Why I’m here

Written by hootenannie on February 21st, 2008

I’ve been doing a lot of thinking about this whole Nashville thing.

I’ve been here for 7 weeks now, and they have been challenging, hard weeks. The questioning and stress that happens during transition is unsettling, and in no way have I been immune from this rough passage. I have wondered if I made the right decision in moving here, or if I have anything to offer musically. And even then, I wonder if I even want to be a part of the music that’s happening here?

Nashville is weird – I knew this before I moved here. Everyone is a musician, and it seems like you’re either “in” or “trying to get in,” which essentially translates to “cool” or “trying to be cool.” There’s a whole lot of name dropping going on, and a ridiculous amount of schmoozing. And largely, the people who succeed in this business are the people with a hot image and a tone tweaker. That’s not what I want.

I have been sorting through a lot of this stuff on my own. I do not need people like Mr. West Virginia WTF, who I met yesterday, to shove this information down my throat.

It was clear that this was a man who had desperately wanted to be a part of the music business at one point, but had been burned by the system, and had never “made it” in the way that he wanted to. His reaction: hate Nashville, despise the music business, and take it upon himself to discourage every young person who moves to town for music. And I’m sorry, but that just rubs me the wrong way.

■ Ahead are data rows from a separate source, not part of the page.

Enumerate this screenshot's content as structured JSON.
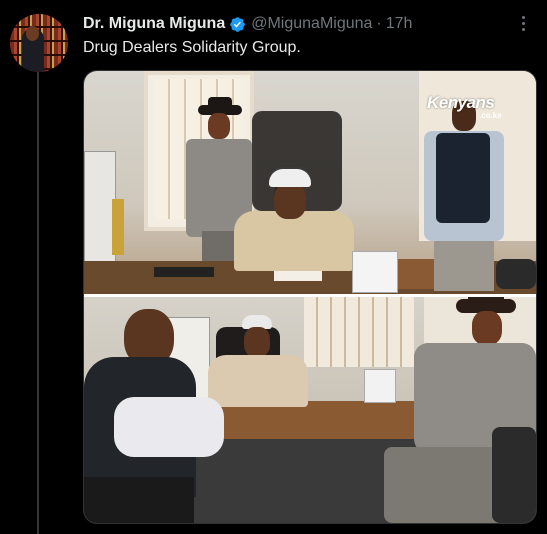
{
  "author": {
    "display_name": "Dr. Miguna Miguna",
    "handle": "@MigunaMiguna",
    "separator": "·",
    "time": "17h",
    "verified_color": "#1d9bf0"
  },
  "tweet": {
    "text": "Drug Dealers Solidarity Group."
  },
  "media": {
    "watermark": "Kenyans",
    "watermark_sub": ".co.ke"
  },
  "icons": {
    "verified": "verified-badge-icon",
    "more": "more-options-icon"
  }
}
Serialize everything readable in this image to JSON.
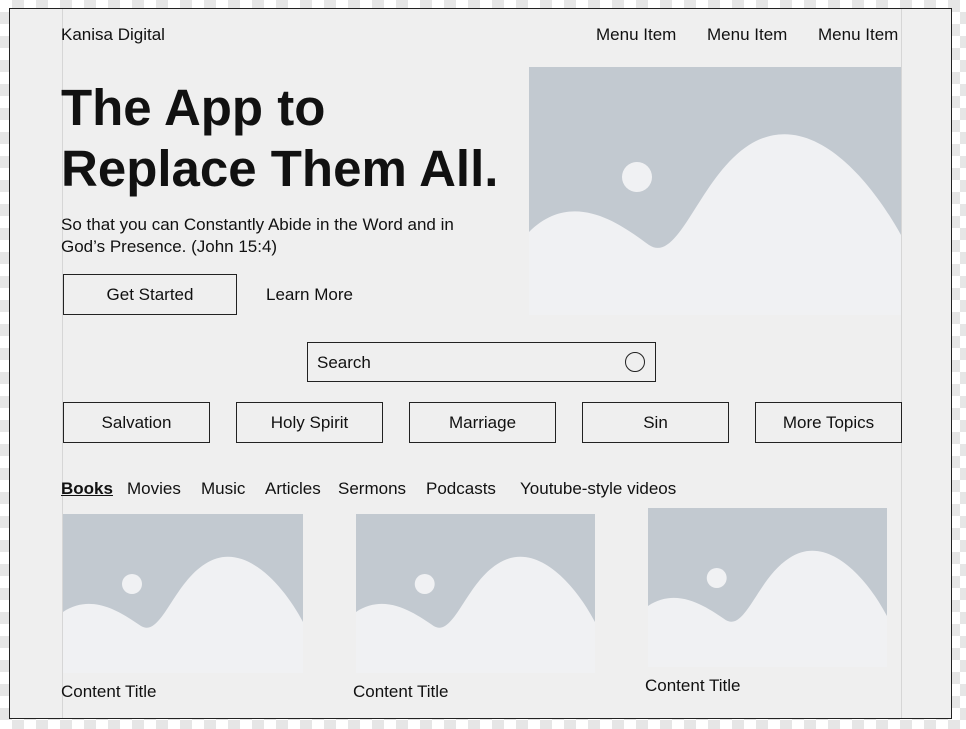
{
  "header": {
    "brand": "Kanisa Digital",
    "menu": [
      "Menu Item",
      "Menu Item",
      "Menu Item"
    ]
  },
  "hero": {
    "title_line1": "The App to",
    "title_line2": "Replace Them All.",
    "subtitle_line1": "So that you can Constantly Abide in the Word and in",
    "subtitle_line2": "God’s Presence. (John 15:4)",
    "primary_button": "Get Started",
    "secondary_link": "Learn More"
  },
  "search": {
    "label": "Search"
  },
  "topics": [
    "Salvation",
    "Holy Spirit",
    "Marriage",
    "Sin",
    "More Topics"
  ],
  "tabs": [
    "Books",
    "Movies",
    "Music",
    "Articles",
    "Sermons",
    "Podcasts",
    "Youtube-style videos"
  ],
  "active_tab": "Books",
  "cards": [
    {
      "title": "Content Title"
    },
    {
      "title": "Content Title"
    },
    {
      "title": "Content Title"
    }
  ],
  "colors": {
    "placeholder_sky": "#c2c9d0",
    "placeholder_land": "#f0f1f3",
    "frame_background": "#efefef"
  }
}
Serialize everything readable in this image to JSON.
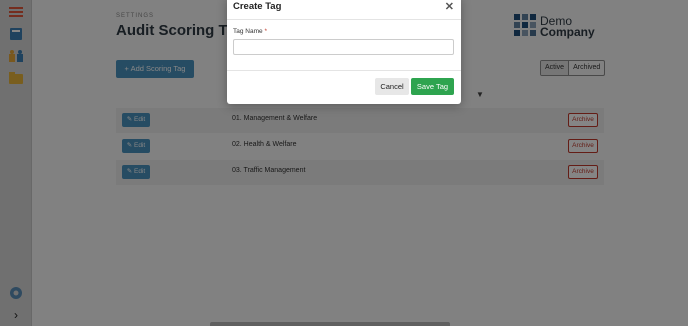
{
  "sidebar": {
    "items": [
      {
        "icon": "list-icon"
      },
      {
        "icon": "book-icon"
      },
      {
        "icon": "team-icon"
      },
      {
        "icon": "folder-icon"
      }
    ],
    "settings_icon": "gear-icon",
    "expand_icon": "chevron-right-icon",
    "expand_glyph": "›"
  },
  "header": {
    "section_label": "SETTINGS",
    "title": "Audit Scoring Tags"
  },
  "logo": {
    "line1": "Demo",
    "line2": "Company"
  },
  "toolbar": {
    "add_label": "+ Add Scoring Tag",
    "segments": {
      "active": "Active",
      "archived": "Archived",
      "selected": "Active"
    },
    "filter_glyph": "▼"
  },
  "table": {
    "edit_label": "✎ Edit",
    "archive_label": "Archive",
    "rows": [
      {
        "name": "01. Management & Welfare"
      },
      {
        "name": "02. Health & Welfare"
      },
      {
        "name": "03. Traffic Management"
      }
    ]
  },
  "modal": {
    "title": "Create Tag",
    "close_glyph": "✕",
    "field_label": "Tag Name",
    "required_mark": "*",
    "field_value": "",
    "field_placeholder": "",
    "cancel_label": "Cancel",
    "save_label": "Save Tag"
  },
  "colors": {
    "primary": "#4a93bf",
    "success": "#2ea44f",
    "danger": "#c0392b",
    "logo": "#1f4e79"
  }
}
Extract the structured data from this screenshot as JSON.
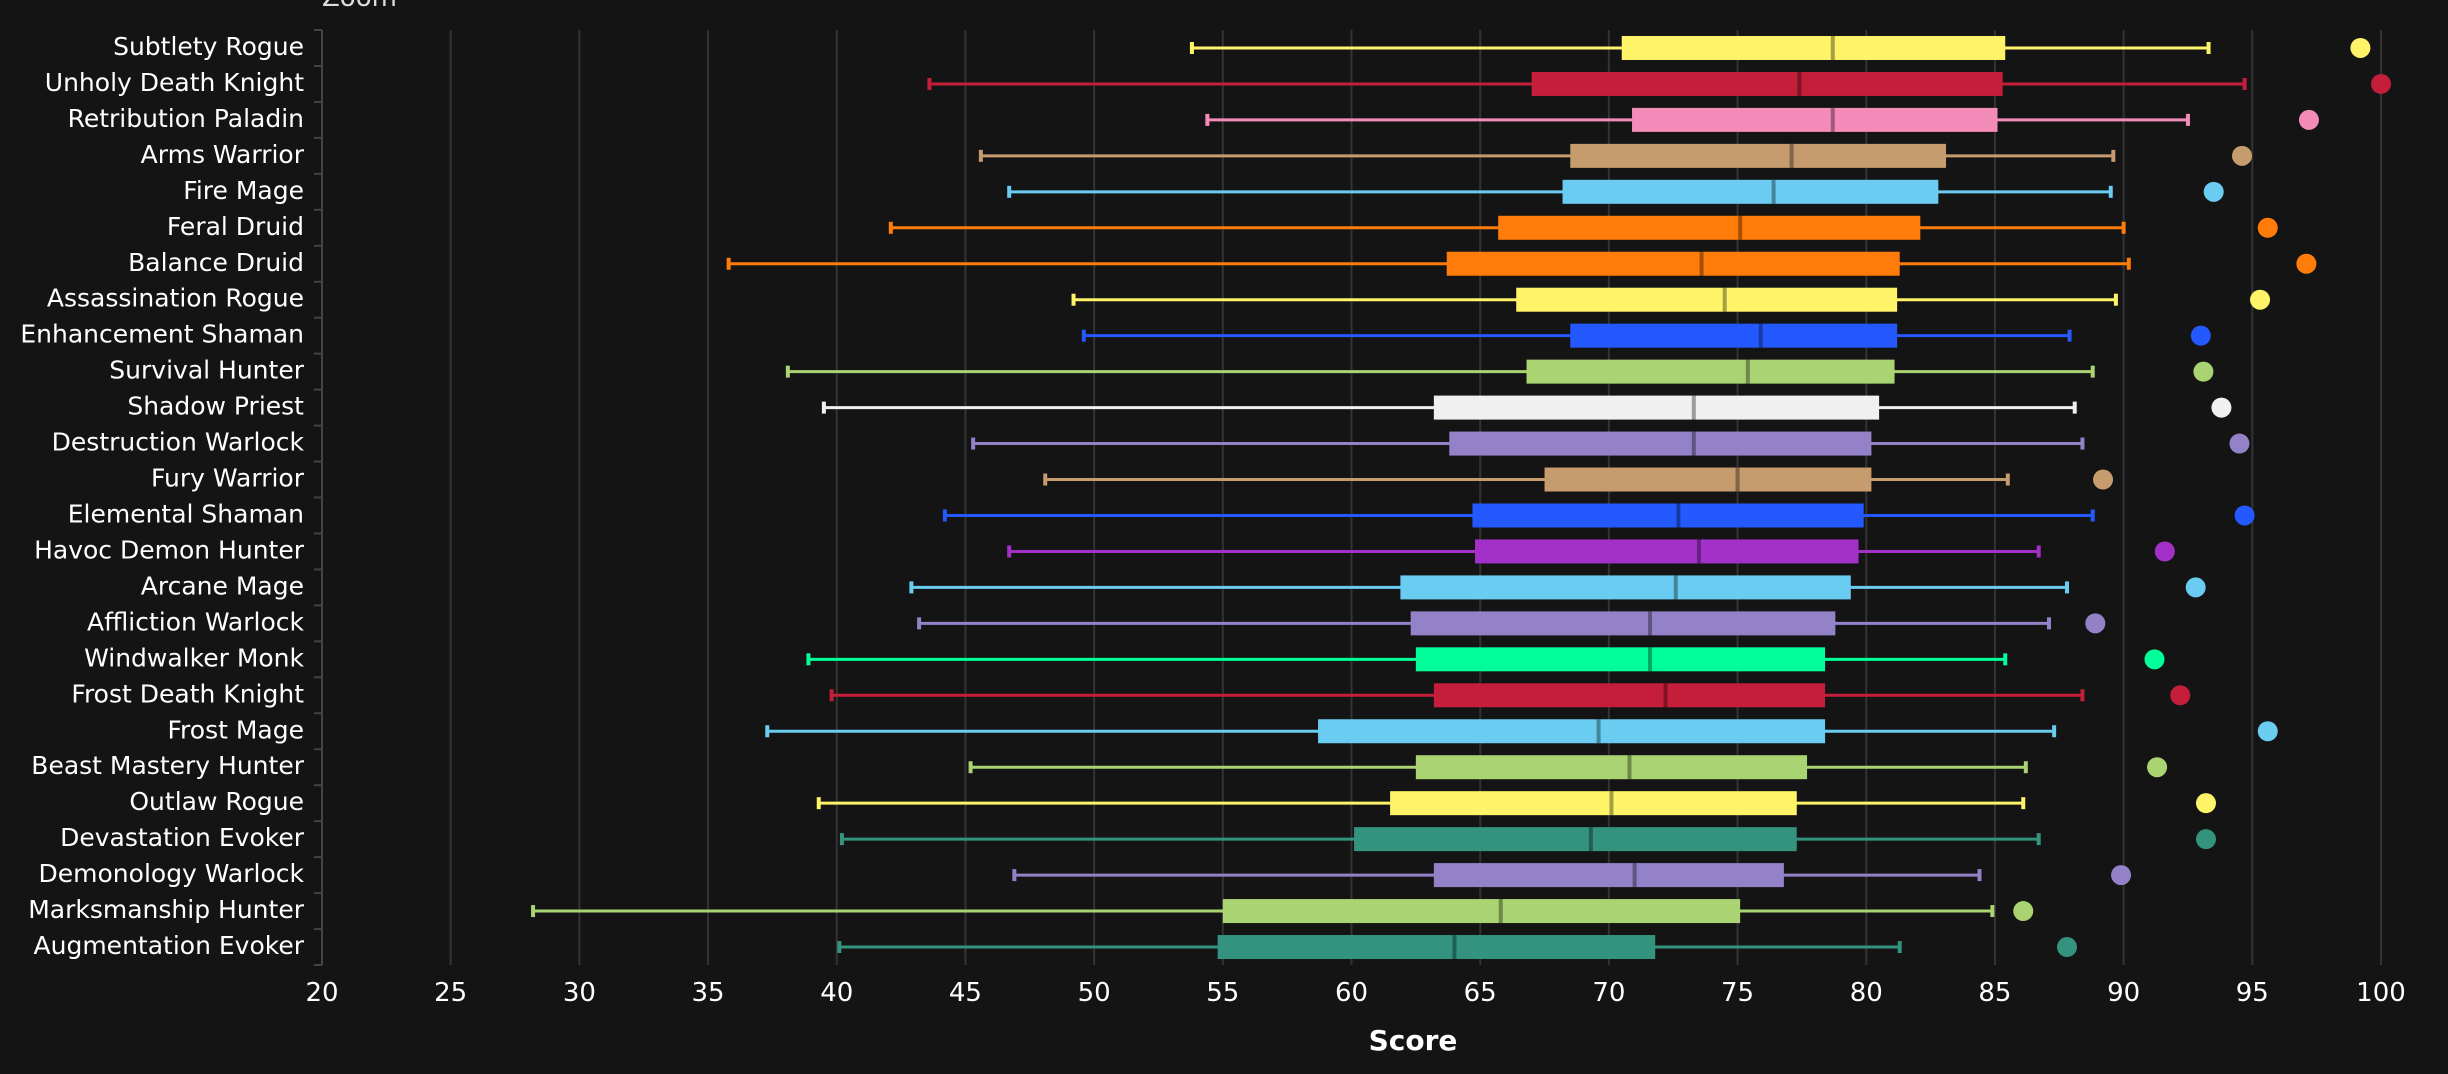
{
  "header": {
    "partial_title": "Zoom"
  },
  "chart_data": {
    "type": "boxplot",
    "title": "",
    "xlabel": "Score",
    "ylabel": "",
    "xlim": [
      20,
      100
    ],
    "xticks": [
      20,
      25,
      30,
      35,
      40,
      45,
      50,
      55,
      60,
      65,
      70,
      75,
      80,
      85,
      90,
      95,
      100
    ],
    "grid": "vertical",
    "orientation": "horizontal",
    "series": [
      {
        "name": "Subtlety Rogue",
        "color": "#FFF468",
        "min": 53.8,
        "q1": 70.5,
        "median": 78.7,
        "q3": 85.4,
        "max": 93.3,
        "top": 99.2
      },
      {
        "name": "Unholy Death Knight",
        "color": "#C41E3A",
        "min": 43.6,
        "q1": 67.0,
        "median": 77.4,
        "q3": 85.3,
        "max": 94.7,
        "top": 100.0
      },
      {
        "name": "Retribution Paladin",
        "color": "#F48CBA",
        "min": 54.4,
        "q1": 70.9,
        "median": 78.7,
        "q3": 85.1,
        "max": 92.5,
        "top": 97.2
      },
      {
        "name": "Arms Warrior",
        "color": "#C69B6D",
        "min": 45.6,
        "q1": 68.5,
        "median": 77.1,
        "q3": 83.1,
        "max": 89.6,
        "top": 94.6
      },
      {
        "name": "Fire Mage",
        "color": "#69CCF0",
        "min": 46.7,
        "q1": 68.2,
        "median": 76.4,
        "q3": 82.8,
        "max": 89.5,
        "top": 93.5
      },
      {
        "name": "Feral Druid",
        "color": "#FF7C0A",
        "min": 42.1,
        "q1": 65.7,
        "median": 75.1,
        "q3": 82.1,
        "max": 90.0,
        "top": 95.6
      },
      {
        "name": "Balance Druid",
        "color": "#FF7C0A",
        "min": 35.8,
        "q1": 63.7,
        "median": 73.6,
        "q3": 81.3,
        "max": 90.2,
        "top": 97.1
      },
      {
        "name": "Assassination Rogue",
        "color": "#FFF468",
        "min": 49.2,
        "q1": 66.4,
        "median": 74.5,
        "q3": 81.2,
        "max": 89.7,
        "top": 95.3
      },
      {
        "name": "Enhancement Shaman",
        "color": "#2359FF",
        "min": 49.6,
        "q1": 68.5,
        "median": 75.9,
        "q3": 81.2,
        "max": 87.9,
        "top": 93.0
      },
      {
        "name": "Survival Hunter",
        "color": "#AAD372",
        "min": 38.1,
        "q1": 66.8,
        "median": 75.4,
        "q3": 81.1,
        "max": 88.8,
        "top": 93.1
      },
      {
        "name": "Shadow Priest",
        "color": "#F0F0F0",
        "min": 39.5,
        "q1": 63.2,
        "median": 73.3,
        "q3": 80.5,
        "max": 88.1,
        "top": 93.8
      },
      {
        "name": "Destruction Warlock",
        "color": "#9482C9",
        "min": 45.3,
        "q1": 63.8,
        "median": 73.3,
        "q3": 80.2,
        "max": 88.4,
        "top": 94.5
      },
      {
        "name": "Fury Warrior",
        "color": "#C69B6D",
        "min": 48.1,
        "q1": 67.5,
        "median": 75.0,
        "q3": 80.2,
        "max": 85.5,
        "top": 89.2
      },
      {
        "name": "Elemental Shaman",
        "color": "#2359FF",
        "min": 44.2,
        "q1": 64.7,
        "median": 72.7,
        "q3": 79.9,
        "max": 88.8,
        "top": 94.7
      },
      {
        "name": "Havoc Demon Hunter",
        "color": "#A330C9",
        "min": 46.7,
        "q1": 64.8,
        "median": 73.5,
        "q3": 79.7,
        "max": 86.7,
        "top": 91.6
      },
      {
        "name": "Arcane Mage",
        "color": "#69CCF0",
        "min": 42.9,
        "q1": 61.9,
        "median": 72.6,
        "q3": 79.4,
        "max": 87.8,
        "top": 92.8
      },
      {
        "name": "Affliction Warlock",
        "color": "#9482C9",
        "min": 43.2,
        "q1": 62.3,
        "median": 71.6,
        "q3": 78.8,
        "max": 87.1,
        "top": 88.9
      },
      {
        "name": "Windwalker Monk",
        "color": "#00FF98",
        "min": 38.9,
        "q1": 62.5,
        "median": 71.6,
        "q3": 78.4,
        "max": 85.4,
        "top": 91.2
      },
      {
        "name": "Frost Death Knight",
        "color": "#C41E3A",
        "min": 39.8,
        "q1": 63.2,
        "median": 72.2,
        "q3": 78.4,
        "max": 88.4,
        "top": 92.2
      },
      {
        "name": "Frost Mage",
        "color": "#69CCF0",
        "min": 37.3,
        "q1": 58.7,
        "median": 69.6,
        "q3": 78.4,
        "max": 87.3,
        "top": 95.6
      },
      {
        "name": "Beast Mastery Hunter",
        "color": "#AAD372",
        "min": 45.2,
        "q1": 62.5,
        "median": 70.8,
        "q3": 77.7,
        "max": 86.2,
        "top": 91.3
      },
      {
        "name": "Outlaw Rogue",
        "color": "#FFF468",
        "min": 39.3,
        "q1": 61.5,
        "median": 70.1,
        "q3": 77.3,
        "max": 86.1,
        "top": 93.2
      },
      {
        "name": "Devastation Evoker",
        "color": "#33937F",
        "min": 40.2,
        "q1": 60.1,
        "median": 69.3,
        "q3": 77.3,
        "max": 86.7,
        "top": 93.2
      },
      {
        "name": "Demonology Warlock",
        "color": "#9482C9",
        "min": 46.9,
        "q1": 63.2,
        "median": 71.0,
        "q3": 76.8,
        "max": 84.4,
        "top": 89.9
      },
      {
        "name": "Marksmanship Hunter",
        "color": "#AAD372",
        "min": 28.2,
        "q1": 55.0,
        "median": 65.8,
        "q3": 75.1,
        "max": 84.9,
        "top": 86.1
      },
      {
        "name": "Augmentation Evoker",
        "color": "#33937F",
        "min": 40.1,
        "q1": 54.8,
        "median": 64.0,
        "q3": 71.8,
        "max": 81.3,
        "top": 87.8
      }
    ]
  }
}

I am fully aware of so much that is disturbing and cheap about what happens on Music Row, which is why it’s a good thing that I’m not trying to be the next American Idol or Nashville Star. I simply love music, and especially a specific brand of country music – the singer/songwriter stuff along the lines of Lori McKenna, Matraca Berg, Gretchen Peters, and Patty Griffin. I am here because I want to learn.

And I believe in the beauty of having dreams, and pursuing them regardless of money or convenience or assurance.

Even if nothing “happens.”

Following through on something that you believe in is always worth it, always.

I don’t know how long I’ll live here, and I don’t have any illusions that I am going to have a career making music. I just want to be involved with the music that I love in any way that I can, even if it’s just as a listener. I am clinging to the hope and joy that has miraculously been instilled in my heart, and continue to press on through all of the negative, dissenting voices.